Linnean taxonomy was very much the progression and refinement of earlier taxonomic thoughts. This answer draws heavily from "Linnaeus as an Intermediary between Ancient and Modern Zoölogy; His Views on the Class Mammalia" by W. K. Gregory (1908).
Gregory notes several major figures in the history of taxonomic nomenclature before Linnaeus:
Aristotle (384–322 BC): In On the Parts of Animals, Aristotle began to group and classify animals by certain characteristics, such as teeth, hooves, etc. Aristotle considered the state of nomenclature in The History of Animals (Book I, part 6), where he wrote:
In the genus that combines all viviparous quadrupeds are many species,
but under no common appellation.
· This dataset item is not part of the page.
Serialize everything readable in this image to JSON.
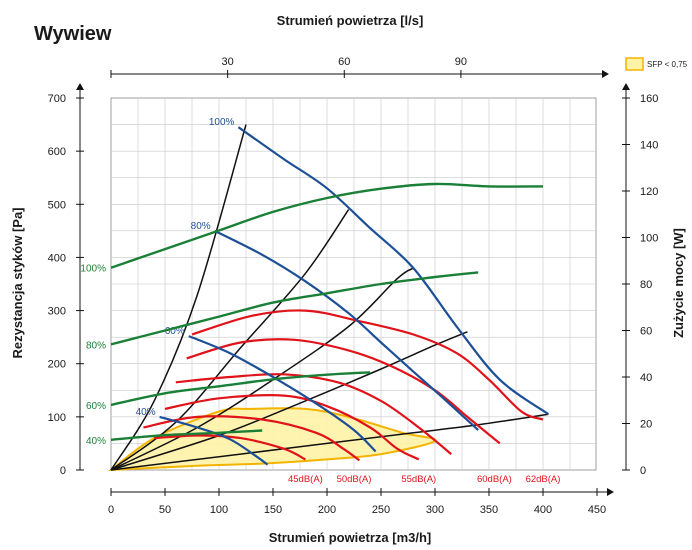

They are only named as it were one by
one, as we say man, lion, stag, horse, dog, and so on; though, by the
way, there is a sort of genus that embraces all creatures that have
bushy manes and bushy tails, such as the horse, the ass, the mule, the
jennet, and the animals that are called Hemioni in Syria,-from their
externally resembling mules, though they are not strictly of the same
species. And that they are not so is proved by the fact that they mate
with and breed from one another. For all these reasons, we must take
animals species by species, and discuss their peculiarities severally'
Andrea Cesalpino (1519-1603): A botanist, who in De Plantis (1583), divided plants into ten large classes based on morphology such as fruits and seeds, and then further subdivided them. He gave them monomial names.
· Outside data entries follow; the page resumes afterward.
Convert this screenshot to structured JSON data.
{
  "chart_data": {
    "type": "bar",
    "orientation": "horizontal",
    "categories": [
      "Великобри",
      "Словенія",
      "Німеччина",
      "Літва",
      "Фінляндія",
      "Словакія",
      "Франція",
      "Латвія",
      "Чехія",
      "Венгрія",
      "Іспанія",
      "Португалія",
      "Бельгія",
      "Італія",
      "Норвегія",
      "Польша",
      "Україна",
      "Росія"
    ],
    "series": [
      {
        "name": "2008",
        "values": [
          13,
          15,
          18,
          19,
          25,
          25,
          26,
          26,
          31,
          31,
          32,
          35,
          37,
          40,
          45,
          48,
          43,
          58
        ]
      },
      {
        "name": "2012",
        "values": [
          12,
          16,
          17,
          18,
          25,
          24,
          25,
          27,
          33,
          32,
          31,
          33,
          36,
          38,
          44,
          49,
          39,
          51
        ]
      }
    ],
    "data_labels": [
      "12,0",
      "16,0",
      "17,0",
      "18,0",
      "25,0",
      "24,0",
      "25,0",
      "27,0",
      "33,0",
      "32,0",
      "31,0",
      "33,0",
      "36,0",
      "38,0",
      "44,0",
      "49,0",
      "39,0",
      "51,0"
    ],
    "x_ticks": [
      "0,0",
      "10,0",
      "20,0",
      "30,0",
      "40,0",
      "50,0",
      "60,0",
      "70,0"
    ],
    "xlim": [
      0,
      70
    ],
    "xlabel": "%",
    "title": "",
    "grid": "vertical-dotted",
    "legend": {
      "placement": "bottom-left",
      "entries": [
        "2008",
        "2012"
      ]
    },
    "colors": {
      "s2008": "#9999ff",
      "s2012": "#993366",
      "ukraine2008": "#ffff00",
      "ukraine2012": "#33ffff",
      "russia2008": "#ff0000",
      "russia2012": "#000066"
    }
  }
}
- John Ray (1627-1705): An English naturalist, he made important steps in taxomony. For example, he classified many plants in his publication of Historia Plantarum. Gregory describes that:
Ray also used the term "species" in quite a Linnaean manner, as in the
names Ovis laticauda, Ovis strepsiceros and Ovis domestica. In form,
at least, this foreshadows the binomial system of nomenclature and the
recognition of the species in general as supposedly objective reality
and the unit of classification.The form of Ray's specific definitions
seems, however, to imply that the term "species" in Ray's mind was
often more a "differentia," or specific adjective modifying the
generic concept than a fully developed substantive name, and Ray did
not apparently realize the convenience of applying the binomial method
of nomenclature universally."
While there were many other figures involved in the development of modern taxonomy and taxonomial nomenclature, these individuals illustrate well that Linnaeus's binomial nomenclature, while an important step, was not an enormous leap. The idea of classifying species pre-dates Aristotle, and while monomial names for species were mostly used up until the seventeenth century, Linneaus was not the first to use binomial names for species, although he was the first to do so systematically across many classes of living things.